Diğer

04 Aralık 2023

“Değişim” deniyor, “yenilenme” deniyor. Halk Partisi içinde çeşitli çevrelerde bunlar sosyal-demokrat bir kimlik edinme anlamında söyleniyor, anlaşılıyor. “Sosyal-demokrat” olmak, evet, Halk Partisi için bir değişim ve yenilenme anlamına gelir çünkü Halk Partisi hiçbir zaman sosyal-demokrat olmadı. Buna en fazla yaklaştığı dönemlerde, örneğin Ecevit zamanında da sosyal-demokrat olmadı. Ancak şimdi durum daha karmaşık. Şimdi, yıllardan beri sosyal-demokrat olagelmiş partiler de değişme ihtiyacı duyuyorlar. Son otuz kırk yıl içinde dünya belki çoğumuzun teşhis edebildiğinden daha fazla değişime uğradı. Değişen bu dünyada “sol” ne demek? “Sosyal-demokrat” bu dünyada ne anlama geliyor? Ne anlama gelmeli?

Solun bütün çeşitleri, renkleri Marx’tan etkilenmiştir, kimi daha az kimi daha çok. Marx, dünyanın önüne sosyalizm ütopyasını koyarken bunu gerçekleştirecek somut, maddi gücün ne olabileceğini de düşünüyordu. Düşünmesi de gerekiyordu. Onun verdiği cevap bilindiği gibi, “işçi sınıfı” idi. Özel mülkiyeti o lağvedecek, böylece “sınıfsız toplum”u o kuracaktı. Bunu yapacak güce sahipti. Örgütlüydü, kolay örgütlenebilme imkanları vardı. Sayıca büyük bir çoğunluk meydana getiriyordu. Eksiği “beyin gücü” idi. Çünkü hayat koşulları onu fiziksel emek yönüne iteliyordu. Eğitimi yok denecek kadar azdı. Marx bunu da düşünerek sosyalizmin gerçekleşmesi için işçi sınıfının “felsefe” ile buluşması gerektiğini söylüyordu.

Bugün burada mıyız? Marx’ın sözünü ettiği ve dünyayı değiştirmesini beklediği işçi sınıfı var mı, varsa nerede?

Sosyalist düşünce ile sosyalist politik pratiğin her zaman güçlü olduğu Fransa’da geleneksel olarak sola, özellikle de komünizme oy veren işçi semtleri, mahalleleri vardır. Bir süreden beri bu bölgelerin oy kullanma alışkanlıkları radikal bir biçimde değişti. Solun bu kaleleri şimdi Marine Le Pen’e veriyor oylarını. Ne oldu, nasıl oldu? Çok iyi bilmiyoruz ne olduğunu, ama durum bu.
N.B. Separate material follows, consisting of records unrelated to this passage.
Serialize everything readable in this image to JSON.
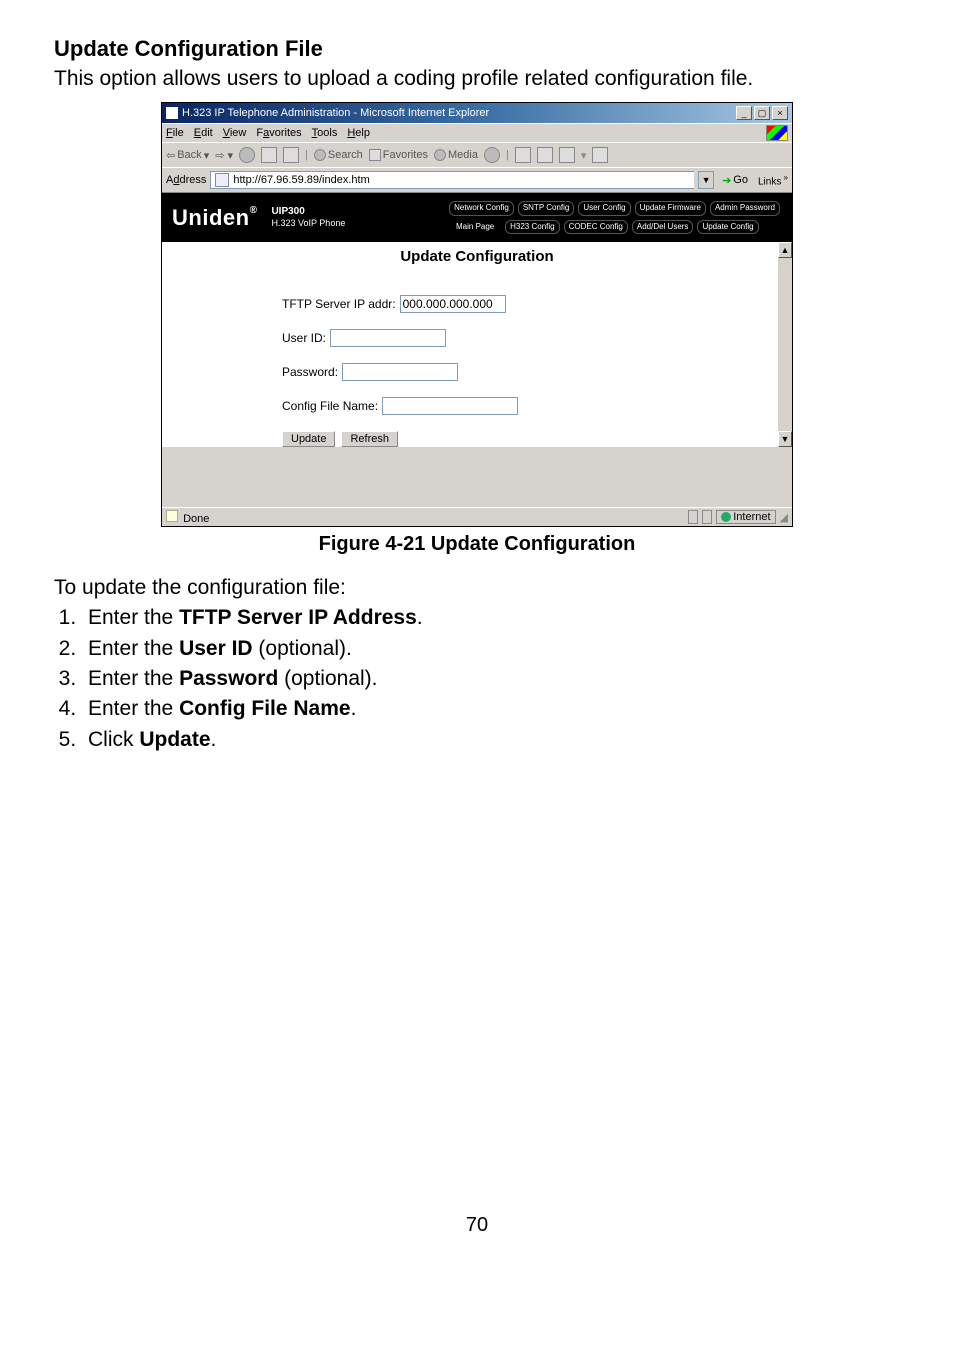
{
  "doc": {
    "heading": "Update Configuration File",
    "intro": "This option allows users to upload a coding profile related configuration file.",
    "caption": "Figure 4-21 Update Configuration",
    "lead": "To update the configuration file:",
    "steps": [
      {
        "pre": "Enter the ",
        "bold": "TFTP Server IP Address",
        "post": "."
      },
      {
        "pre": "Enter the ",
        "bold": "User ID",
        "post": " (optional)."
      },
      {
        "pre": "Enter the ",
        "bold": "Password",
        "post": " (optional)."
      },
      {
        "pre": "Enter the ",
        "bold": "Config File Name",
        "post": "."
      },
      {
        "pre": "Click ",
        "bold": "Update",
        "post": "."
      }
    ],
    "page_number": "70"
  },
  "window": {
    "title": "H.323 IP Telephone Administration - Microsoft Internet Explorer",
    "menus": {
      "file": "File",
      "edit": "Edit",
      "view": "View",
      "favorites": "Favorites",
      "tools": "Tools",
      "help": "Help"
    },
    "toolbar": {
      "back": "Back",
      "search": "Search",
      "favorites": "Favorites",
      "media": "Media"
    },
    "address_label": "Address",
    "address_value": "http://67.96.59.89/index.htm",
    "go_label": "Go",
    "links_label": "Links",
    "status_left": "Done",
    "status_right": "Internet"
  },
  "app": {
    "logo": "Uniden",
    "model_line1": "UIP300",
    "model_line2": "H.323 VoIP Phone",
    "tabs_row1": [
      "Network Config",
      "SNTP Config",
      "User Config",
      "Update Firmware",
      "Admin Password"
    ],
    "tabs_row2": [
      "Main Page",
      "H323 Config",
      "CODEC Config",
      "Add/Del Users",
      "Update Config"
    ],
    "page_title": "Update Configuration",
    "form": {
      "tftp_label": "TFTP Server IP addr:",
      "tftp_value": "000.000.000.000",
      "user_label": "User ID:",
      "user_value": "",
      "pass_label": "Password:",
      "pass_value": "",
      "file_label": "Config File Name:",
      "file_value": "",
      "update_btn": "Update",
      "refresh_btn": "Refresh"
    }
  }
}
Bu dediğim yalnız Fransa’da mı oldu? Paris’in proleter varoşlarında mı oldu bu değişim? Hayır. Bütün dünyada oldu. Diyelim ki hain kapitalistler kendi hegemonyaları altında yaşayan işçi kitlelerini kandırmayı başardılar, onları “ehlileştirdiler”, devrimci potansiyellerini ellerinden aldılar. “Uyutulan kitleler” hikayesi. Ama yıllarca ve yıllarca, kendini “komünist” olarak tanımlayan toplumlarda oluşmuş proletarya ne yapıyor? Onlar bir komünist toplumda yaşadıkları için nasıl bir bilinç geliştirmişler?

Zengin ülkelerin işçi sınıfları bu ülkelere kapağı atmaya çalışan yoksul ülke göçmenlerini durdurmak üzere “gösteri, eylem” yapıyorlar. “Proletarya enternasyonalizmi”nin vardığı yer burası.
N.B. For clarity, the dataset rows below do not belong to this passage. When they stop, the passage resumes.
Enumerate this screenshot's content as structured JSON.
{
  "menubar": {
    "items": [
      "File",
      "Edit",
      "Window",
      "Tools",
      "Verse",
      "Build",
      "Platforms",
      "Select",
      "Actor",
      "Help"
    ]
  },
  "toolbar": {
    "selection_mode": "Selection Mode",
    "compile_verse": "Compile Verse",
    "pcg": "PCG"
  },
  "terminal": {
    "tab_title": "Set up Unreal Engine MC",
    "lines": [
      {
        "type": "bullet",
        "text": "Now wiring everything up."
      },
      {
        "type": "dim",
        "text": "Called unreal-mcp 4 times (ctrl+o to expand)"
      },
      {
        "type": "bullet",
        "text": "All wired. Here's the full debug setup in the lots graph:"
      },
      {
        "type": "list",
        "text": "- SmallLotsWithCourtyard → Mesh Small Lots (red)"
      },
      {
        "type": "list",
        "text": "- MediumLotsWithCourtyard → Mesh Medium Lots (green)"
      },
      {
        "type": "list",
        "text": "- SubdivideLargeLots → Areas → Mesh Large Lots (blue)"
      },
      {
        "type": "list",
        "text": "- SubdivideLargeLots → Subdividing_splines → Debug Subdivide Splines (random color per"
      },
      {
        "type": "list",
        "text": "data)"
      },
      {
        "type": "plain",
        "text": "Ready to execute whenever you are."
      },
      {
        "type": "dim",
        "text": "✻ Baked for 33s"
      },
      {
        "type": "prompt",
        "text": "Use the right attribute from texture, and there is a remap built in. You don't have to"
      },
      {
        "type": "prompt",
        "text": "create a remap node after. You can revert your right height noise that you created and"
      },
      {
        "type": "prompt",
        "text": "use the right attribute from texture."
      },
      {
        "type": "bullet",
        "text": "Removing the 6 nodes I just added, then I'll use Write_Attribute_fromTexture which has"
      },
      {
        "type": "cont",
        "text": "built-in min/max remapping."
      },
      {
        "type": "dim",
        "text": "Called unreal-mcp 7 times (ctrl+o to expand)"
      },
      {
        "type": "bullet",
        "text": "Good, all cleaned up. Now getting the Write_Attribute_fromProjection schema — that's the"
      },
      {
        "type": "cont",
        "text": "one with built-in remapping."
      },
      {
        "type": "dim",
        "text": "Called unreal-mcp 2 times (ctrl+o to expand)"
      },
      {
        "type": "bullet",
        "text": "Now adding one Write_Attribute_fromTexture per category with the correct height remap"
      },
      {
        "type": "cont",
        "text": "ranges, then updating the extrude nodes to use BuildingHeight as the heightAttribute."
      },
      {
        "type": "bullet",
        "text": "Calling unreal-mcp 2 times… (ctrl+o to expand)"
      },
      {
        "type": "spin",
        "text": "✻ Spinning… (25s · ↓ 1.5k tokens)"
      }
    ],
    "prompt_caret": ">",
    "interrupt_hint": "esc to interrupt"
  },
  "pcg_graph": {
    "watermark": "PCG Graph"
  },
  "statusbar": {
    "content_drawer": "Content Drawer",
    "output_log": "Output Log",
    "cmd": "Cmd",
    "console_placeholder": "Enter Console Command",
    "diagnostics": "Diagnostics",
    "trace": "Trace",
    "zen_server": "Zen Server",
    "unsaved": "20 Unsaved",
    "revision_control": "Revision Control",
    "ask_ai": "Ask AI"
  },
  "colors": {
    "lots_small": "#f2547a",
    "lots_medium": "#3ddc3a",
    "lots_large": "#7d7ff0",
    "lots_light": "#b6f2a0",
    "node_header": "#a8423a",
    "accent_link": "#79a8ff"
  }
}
Normal hayat pratiklerine baktığımızda işçi sınıfının geleceğin dünyasının sinyallerini veren yaşama biçimleri ürettiğini görmüyoruz. “Radikal” denebilecek düşüncelerle herhangi bir alışveriş içine girdiklerini görmüyoruz.
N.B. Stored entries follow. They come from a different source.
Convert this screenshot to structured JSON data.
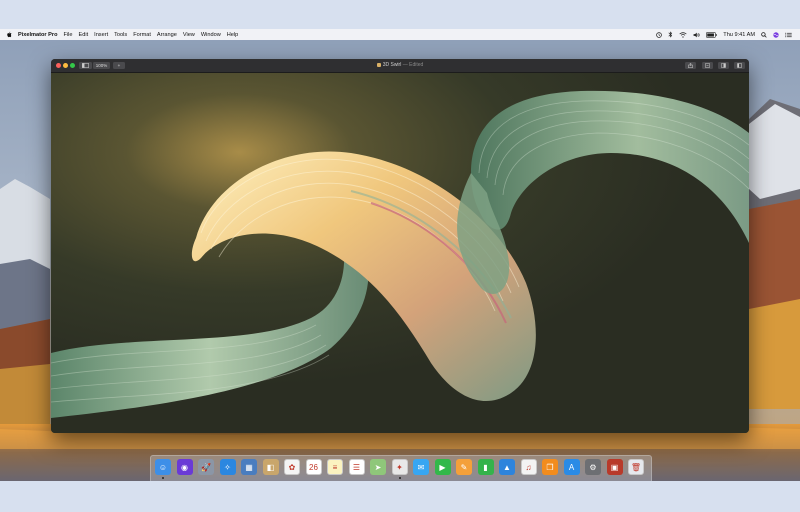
{
  "menubar": {
    "app_name": "Pixelmator Pro",
    "items": [
      "File",
      "Edit",
      "Insert",
      "Tools",
      "Format",
      "Arrange",
      "View",
      "Window",
      "Help"
    ],
    "clock": "Thu 9:41 AM",
    "status_icons": [
      "time-machine-icon",
      "bluetooth-icon",
      "wifi-icon",
      "volume-icon",
      "battery-icon",
      "spotlight-icon",
      "siri-icon",
      "notification-center-icon"
    ]
  },
  "window": {
    "zoom_label": "100%",
    "view_label": "",
    "add_label": "+",
    "document_title": "3D Swirl",
    "document_status": "— Edited",
    "toolbar_icons": [
      "share-icon",
      "tools-icon",
      "layers-icon",
      "adjust-icon"
    ]
  },
  "dock": {
    "apps": [
      {
        "name": "finder",
        "color": "#3d8fe8",
        "glyph": "☺"
      },
      {
        "name": "siri",
        "color": "#6a3ad6",
        "glyph": "◉"
      },
      {
        "name": "launchpad",
        "color": "#8b96a6",
        "glyph": "🚀"
      },
      {
        "name": "safari",
        "color": "#2b87e0",
        "glyph": "✧"
      },
      {
        "name": "photo-browser",
        "color": "#4a7dbf",
        "glyph": "▦"
      },
      {
        "name": "contacts",
        "color": "#c9a66b",
        "glyph": "◧"
      },
      {
        "name": "photos",
        "color": "#f4f4f4",
        "glyph": "✿"
      },
      {
        "name": "calendar",
        "color": "#ffffff",
        "glyph": "26"
      },
      {
        "name": "notes",
        "color": "#fbf3c0",
        "glyph": "≡"
      },
      {
        "name": "reminders",
        "color": "#ffffff",
        "glyph": "☰"
      },
      {
        "name": "maps",
        "color": "#8fc77a",
        "glyph": "➤"
      },
      {
        "name": "pixelmator",
        "color": "#e8e8e8",
        "glyph": "✦"
      },
      {
        "name": "messages",
        "color": "#37a6f2",
        "glyph": "✉"
      },
      {
        "name": "facetime",
        "color": "#32b84a",
        "glyph": "▶"
      },
      {
        "name": "pages",
        "color": "#f4a03a",
        "glyph": "✎"
      },
      {
        "name": "numbers",
        "color": "#34b34b",
        "glyph": "▮"
      },
      {
        "name": "keynote",
        "color": "#2e84dc",
        "glyph": "▲"
      },
      {
        "name": "itunes",
        "color": "#f3f3f3",
        "glyph": "♫"
      },
      {
        "name": "ibooks",
        "color": "#f28c1e",
        "glyph": "❐"
      },
      {
        "name": "app-store",
        "color": "#2a8be6",
        "glyph": "A"
      },
      {
        "name": "system-preferences",
        "color": "#6d6f73",
        "glyph": "⚙"
      },
      {
        "name": "photo-booth",
        "color": "#b83a2a",
        "glyph": "▣"
      },
      {
        "name": "trash",
        "color": "#e6e9ee",
        "glyph": "🗑"
      }
    ]
  },
  "colors": {
    "canvas_bg": "#3b3f2d",
    "ribbon_warm": "#f0d49a",
    "ribbon_green": "#7e9e83",
    "traffic_red": "#fc605c",
    "traffic_yellow": "#fdbc40",
    "traffic_green": "#34c84a"
  }
}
Bunlar, şüphesiz, değişebilir şeyler. Ama değişmeyi sağlayacak sürecin başı demek olan, “ne olduğunu anlama ve adını koyma” aşamasına bile geldiğimiz söylenemez. Marx’ın Engels ile birlikte “Manifesto”yu yazdıkları günlerde gördüğü işçi sınıfının bugün de varolduğu, aynı potansiyellerle varolduğu inancına ilişmeden yaşıyoruz. Dolayısıyla o günkü beklentilerimizin hiçbiri olmuyor, gerçekleşmiyor.

Dünya elbette değişecek, hem de çok radikal biçimlerde de değişebilecek. Ama dünyada bir “sağ” ve bir “sol” olacak. Kazandığı çıkarlara sıkı sıkı sarılıp muhafazakarlaşan kesimler hep olacak; “Bu işler böyle gitmiyor, değişim gerek” diyenler de hep olacak. Bu çerçevede, neyin değişmesini talep etmek “sol” bir taleptir? Ben kendi hesabıma bu alanda bir önermede bulunabilecek bir donanıma sahip değilim. Kendimce birtakım “ihtiyat payları” koyarak şöyle bir şeyler söyleyeyim: sosyalizmi hep özel mülkiyetin ortadan kaldırılması olayının çevresinde düşündük. Uzun vadeli bir hedef olarak bunun geçerliliği devam ediyor olabilir-muhtemelen ediyordur. Ama bu demokratik bir toplum için verilmesi gerekli mücadelenin ihmal edilmesi anlamına gelmemeli.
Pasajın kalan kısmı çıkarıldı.